When tasked with reversing the order of integration in the following integral:
$$\int^1_0\int^{y^2}_{-y}x\ \mathrm{d}x\mathrm{d}y$$
It seems sensible to sketch out our situation:
we have that $-y\le x\le y^2$ and that $0 \le y \le 1$ which gives the following enclosed region:
However, where is the fallacy in writing:
$$\int^1_0\int^{y^2}_{-y}x\ \mathrm{d}x\mathrm{d}y = \int^1_0\left[\int^{0.1}_{-y}x\ \mathrm{d}x + \int^{y^2}_{0.1}x\ \mathrm{d}x\right]\mathrm{d}y$$
(Where 0.1 is chosen arbitrarily) which will then give an enlarged region and thus a larger answer:
This seems clearly wrong, but there's something I'm missing when we have both upper and lower limits of an "inner" integral being a function of $y$. If anyone can spot the exact assumption I'm making which is wrong, that would be appreciated.
The outer integral is evaluated for $y \in [0,1]$, and the inner integral's limits are on $x \in [-y, y^2]$, which you partition into $x \in [-y, 0.1] \cup (0.1, y^2]$. So if $y \in [0, \sqrt{0.1})$, the integral over the second interval is negative, because the upper limit of integration is smaller than the lower limit of integration.

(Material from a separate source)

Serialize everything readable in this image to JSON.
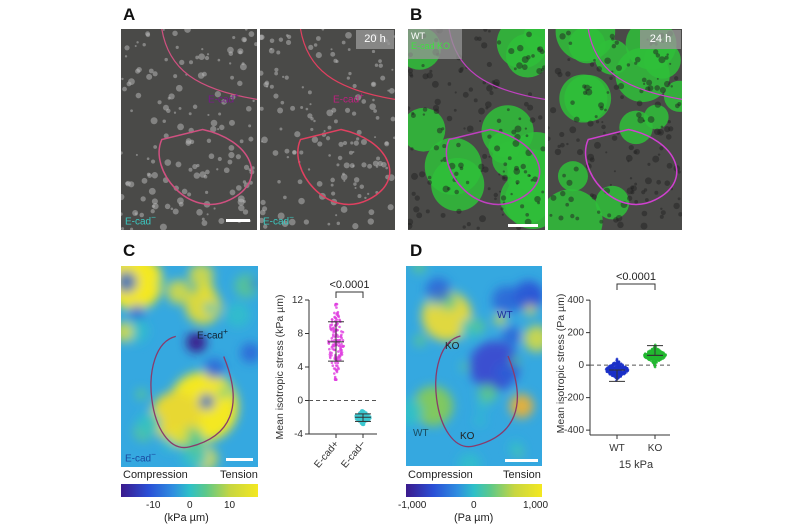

For example, if $y = 0.2$, then $y^2 = 0.04 < 0.1$, and the two inner integrals in your expression become $$\begin{align} \int_{x=-y}^{0.1} x \, dx + \int_{x=0.1}^{y^2} x \, dx &= \int_{x=-0.2}^{0.1} x \, dx + \int_{x=0.1}^{0.04} x \, dx \\ &= \int_{x=-0.2}^{0.1} x \, dx - \int_{x=0.04}^{0.1} x \, dx \\ &= \int_{x=-0.2}^{0.04} x \, dx. \end{align}$$ This resolves your contradiction.